En estos inicios del siglo XXI pocos son los que cuestionan públicamente el Estado de derecho y la división de poderes y digo públicamente, porque en privado y en las cocinas de la política ocurre algo muy diferente. Con todo lo que ha llovido últimamente se me escapa una sonrisa cuando alguien me habla de la independencia de los poderes y, sobre todo, si se refieren a la independencia del poder judicial. Visto desde fuera (fuera de la política y fuera de Madrid), todo parece haberse convertido en un equilibrio de poder entre los dos grandes partidos estatales, cada vez más preocupados por la que para ellos es una excesiva influencia de las fuerzas nacionalistas en la política estatal. Resulta curioso que las mismas personas que reclaman solidaridad a los nacionalismos periféricos cuando se trata de financiación de las autonomías miren con desconfianza e incluso con repugnancia a los partidos catalanes y vascos cuando estos, en un ejercicio de solidaridad, quieren participar en la toma de decisiones en Madrid.

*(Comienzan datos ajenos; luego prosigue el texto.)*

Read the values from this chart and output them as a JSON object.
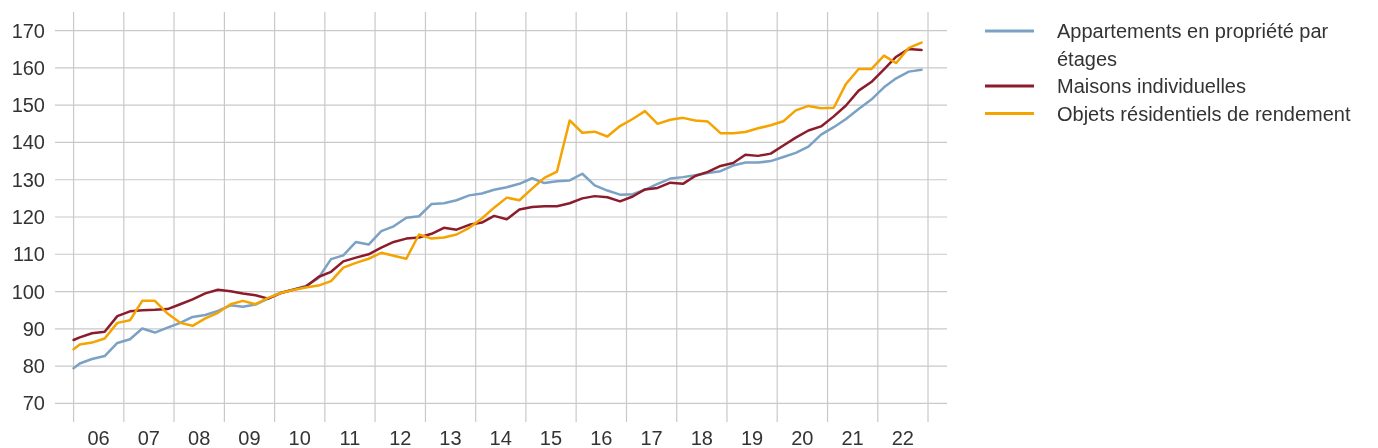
{
  "chart_data": {
    "type": "line",
    "x": [
      "2006-01-01",
      "2006-02-15",
      "2006-05-15",
      "2006-08-15",
      "2006-11-15",
      "2007-02-15",
      "2007-05-15",
      "2007-08-15",
      "2007-11-15",
      "2008-02-15",
      "2008-05-15",
      "2008-08-15",
      "2008-11-15",
      "2009-02-15",
      "2009-05-15",
      "2009-08-15",
      "2009-11-15",
      "2010-02-15",
      "2010-05-15",
      "2010-08-15",
      "2010-11-15",
      "2011-02-15",
      "2011-05-15",
      "2011-08-15",
      "2011-11-15",
      "2012-02-15",
      "2012-05-15",
      "2012-08-15",
      "2012-11-15",
      "2013-02-15",
      "2013-05-15",
      "2013-08-15",
      "2013-11-15",
      "2014-02-15",
      "2014-05-15",
      "2014-08-15",
      "2014-11-15",
      "2015-02-15",
      "2015-05-15",
      "2015-08-15",
      "2015-11-15",
      "2016-02-15",
      "2016-05-15",
      "2016-08-15",
      "2016-11-15",
      "2017-02-15",
      "2017-05-15",
      "2017-08-15",
      "2017-11-15",
      "2018-02-15",
      "2018-05-15",
      "2018-08-15",
      "2018-11-15",
      "2019-02-15",
      "2019-05-15",
      "2019-08-15",
      "2019-11-15",
      "2020-02-15",
      "2020-05-15",
      "2020-08-15",
      "2020-11-15",
      "2021-02-15",
      "2021-05-15",
      "2021-08-15",
      "2021-11-15",
      "2022-02-15",
      "2022-05-15",
      "2022-08-15",
      "2022-11-15"
    ],
    "series": [
      {
        "name": "Appartements en propriété par étages",
        "color": "#7ba1c5",
        "values": [
          79.4,
          80.7,
          81.9,
          82.7,
          86.2,
          87.2,
          90.1,
          89.0,
          90.3,
          91.6,
          93.2,
          93.7,
          94.8,
          96.3,
          95.9,
          96.5,
          98.1,
          99.7,
          100.5,
          101.5,
          103.6,
          108.7,
          109.7,
          113.3,
          112.6,
          116.2,
          117.5,
          119.8,
          120.2,
          123.5,
          123.7,
          124.5,
          125.8,
          126.3,
          127.3,
          128.0,
          128.9,
          130.4,
          129.1,
          129.6,
          129.8,
          131.6,
          128.5,
          127.1,
          126.0,
          126.1,
          127.3,
          128.9,
          130.3,
          130.7,
          131.2,
          131.8,
          132.3,
          133.8,
          134.6,
          134.6,
          135.0,
          136.1,
          137.2,
          138.9,
          142.1,
          144.1,
          146.3,
          149.0,
          151.5,
          154.8,
          157.2,
          159.0,
          159.5
        ]
      },
      {
        "name": "Maisons individuelles",
        "color": "#8c1c2c",
        "values": [
          87.0,
          87.7,
          88.8,
          89.2,
          93.4,
          94.7,
          95.0,
          95.1,
          95.3,
          96.6,
          97.9,
          99.5,
          100.5,
          100.1,
          99.5,
          99.0,
          98.1,
          99.6,
          100.5,
          101.3,
          103.9,
          105.3,
          108.1,
          109.1,
          110.0,
          111.8,
          113.3,
          114.2,
          114.5,
          115.5,
          117.1,
          116.6,
          117.9,
          118.5,
          120.3,
          119.4,
          122.0,
          122.7,
          122.9,
          122.9,
          123.7,
          125.0,
          125.6,
          125.3,
          124.2,
          125.5,
          127.4,
          127.8,
          129.2,
          128.9,
          131.0,
          132.1,
          133.7,
          134.5,
          136.7,
          136.4,
          137.0,
          139.2,
          141.3,
          143.2,
          144.3,
          147.0,
          149.9,
          153.9,
          156.2,
          159.6,
          163.0,
          165.1,
          164.8
        ]
      },
      {
        "name": "Objets résidentiels de rendement",
        "color": "#f5a300",
        "values": [
          84.5,
          85.8,
          86.3,
          87.4,
          91.6,
          92.3,
          97.5,
          97.5,
          94.1,
          91.6,
          90.8,
          92.8,
          94.3,
          96.6,
          97.5,
          96.6,
          98.3,
          99.6,
          100.4,
          101.1,
          101.6,
          102.8,
          106.4,
          107.7,
          108.8,
          110.4,
          109.6,
          108.8,
          115.3,
          114.2,
          114.5,
          115.3,
          117.1,
          119.6,
          122.5,
          125.2,
          124.5,
          127.6,
          130.5,
          132.2,
          145.9,
          142.6,
          142.9,
          141.6,
          144.4,
          146.3,
          148.4,
          145.0,
          146.1,
          146.6,
          145.9,
          145.6,
          142.5,
          142.5,
          142.8,
          143.8,
          144.6,
          145.7,
          148.6,
          149.8,
          149.2,
          149.3,
          155.7,
          159.7,
          159.7,
          163.3,
          161.3,
          165.4,
          166.8
        ]
      }
    ],
    "xlim": [
      "2005-08-19",
      "2023-05-19"
    ],
    "ylim": [
      65,
      175
    ],
    "xticks": [
      {
        "value": "2006",
        "label": null
      },
      {
        "value": "2006-07-02",
        "label": "06"
      },
      {
        "value": "2007",
        "label": null
      },
      {
        "value": "2007-07-02",
        "label": "07"
      },
      {
        "value": "2008",
        "label": null
      },
      {
        "value": "2008-07-02",
        "label": "08"
      },
      {
        "value": "2009",
        "label": null
      },
      {
        "value": "2009-07-02",
        "label": "09"
      },
      {
        "value": "2010",
        "label": null
      },
      {
        "value": "2010-07-02",
        "label": "10"
      },
      {
        "value": "2011",
        "label": null
      },
      {
        "value": "2011-07-02",
        "label": "11"
      },
      {
        "value": "2012",
        "label": null
      },
      {
        "value": "2012-07-02",
        "label": "12"
      },
      {
        "value": "2013",
        "label": null
      },
      {
        "value": "2013-07-02",
        "label": "13"
      },
      {
        "value": "2014",
        "label": null
      },
      {
        "value": "2014-07-02",
        "label": "14"
      },
      {
        "value": "2015",
        "label": null
      },
      {
        "value": "2015-07-02",
        "label": "15"
      },
      {
        "value": "2016",
        "label": null
      },
      {
        "value": "2016-07-02",
        "label": "16"
      },
      {
        "value": "2017",
        "label": null
      },
      {
        "value": "2017-07-02",
        "label": "17"
      },
      {
        "value": "2018",
        "label": null
      },
      {
        "value": "2018-07-02",
        "label": "18"
      },
      {
        "value": "2019",
        "label": null
      },
      {
        "value": "2019-07-02",
        "label": "19"
      },
      {
        "value": "2020",
        "label": null
      },
      {
        "value": "2020-07-02",
        "label": "20"
      },
      {
        "value": "2021",
        "label": null
      },
      {
        "value": "2021-07-02",
        "label": "21"
      },
      {
        "value": "2022",
        "label": null
      },
      {
        "value": "2022-07-02",
        "label": "22"
      },
      {
        "value": "2023",
        "label": null
      }
    ],
    "yticks": [
      70,
      80,
      90,
      100,
      110,
      120,
      130,
      140,
      150,
      160,
      170
    ],
    "grid": true,
    "legend": "top right"
  }
}
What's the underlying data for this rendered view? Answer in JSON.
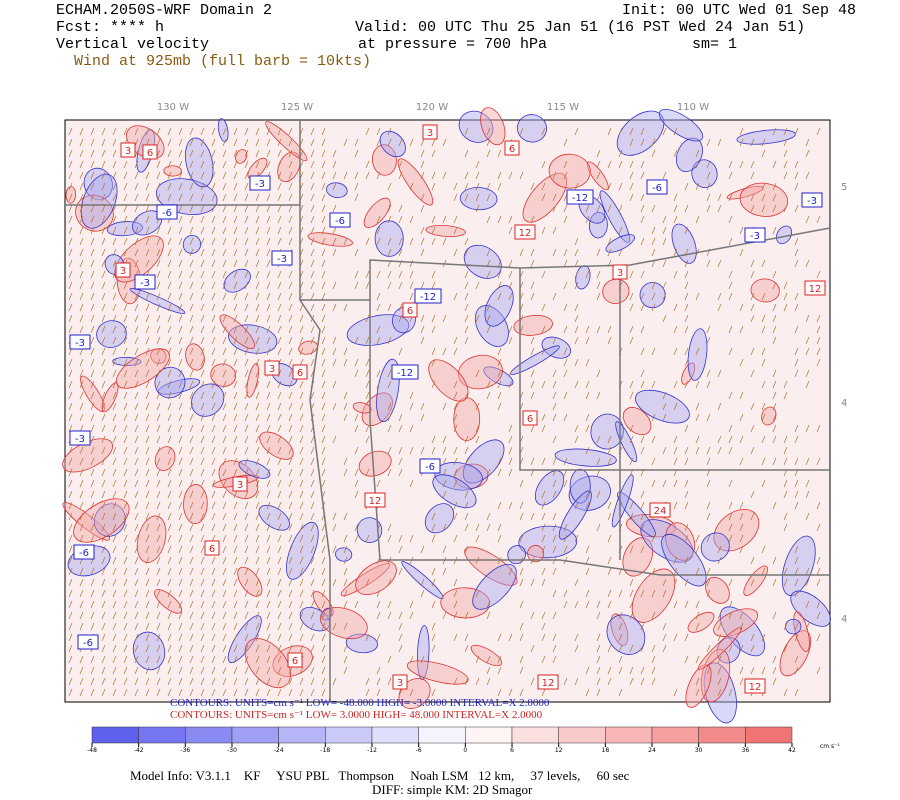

Resulta complicado sentirse cómodo en un Estado que siempre encuentra dificultades a la hora de reconocer las distintas realidades que lo integran y que algunos sentimos como nacionales. El empeño de los distintos gobiernos de Madrid, tanto del PSOE como del PP, ha sido el de diluir las diferencias cualitativas que existen entre las comunidades históricas (Euskadi y Navarra, Cataluña, Galicia) y el resto del territorio del Estado. Estas diferencias históricas, culturales, identitarias son las que plasmó la Constitución de 1978 a la hora de establecer dos vías de acceso a la autonomía y a la hora de fijar dos niveles competenciales distintos. Aplicando la estrechez de miras de algunos, no sería descabellado pensar que la reciente reforma del Estatuto Valenciano, en el que una disposición adicional (conocida como cláusula Camps) habla de que será competencia valenciana todo lo que se transfiera a otras comunidades, es también inconstitucional, ya que va contra el espíritu y la letra de la Carta Magna, pero sin embargo Valencia no genera el mismo nivel de polémica que Euskadi o Cataluña.
La propuesta planteada desde el País Vasco no fue ni tan siquiera debatida en las Cortes con la siempre útil excusa de la violencia terrorista. En Cataluña el Estatuto fue debatido y se aprobó un texto. Cuando la propuesta de Estatuto llegó a Madrid fue recortada de forma importante. No se aprobó lo que decidió Cataluña (como dijo Zapatero que haría), pero al menos se acordó una reforma del Estatuto. Un texto, aprobado por 120 miembros del Parlamento de Cataluña (frente a solo 15 votos en contra, del PP), aprobado por el Congreso y el Senado (tan solo con el voto en contra del PP y una errática posición que terminaría en la abstención de ERC), aprobado en referéndum por el pueblo catalán con un 73,90 % de los votos a favor, pero cuestionado en Madrid desde el principio.
Tras tres largos años en los que España no se ha roto, a pesar de los gritos apocalípticos del PP, parece que el Tribunal Constitucional está cerca de emitir una sentencia sobre la inconstitucionalidad del Estatut. Es posible que la sentencia sea negativa, al menos es lo que se deduce de las declaraciones de unos y otros en los últimos días. Si así fuera, estaríamos ante un NO jurídico a un acuerdo político y soberano no solo de una Comunidad, sino de las propias Cortes, representantes de la soberanía popular de todos los españoles. Si llegara el tan temido NO del Constitucional, el Estatuto catalán, tal y como está redactado, no tendría cabida en la actual Constitución, tal y como está redactada. Ya hay quien, empezando por el propio Zapatero, se ha adelantado a advertir que no habrá reforma constitucional, pero lo cierto es que es la única solución posible si es que se quiere respetar un acuerdo adoptado por las Cortes y crear un marco de convivencia en el que no sólo los nacionalistas españoles se sientan cómodos. La lealtad es algo que siempre se reclama a los nacionalismos periféricos, pero que parece que no están dispuestos a cumplir los nacionalismos centralistas: ni el nacionalismo de derechas del PP, ni el de izquierdas del PSOE. De eso en Navarra sabemos mucho.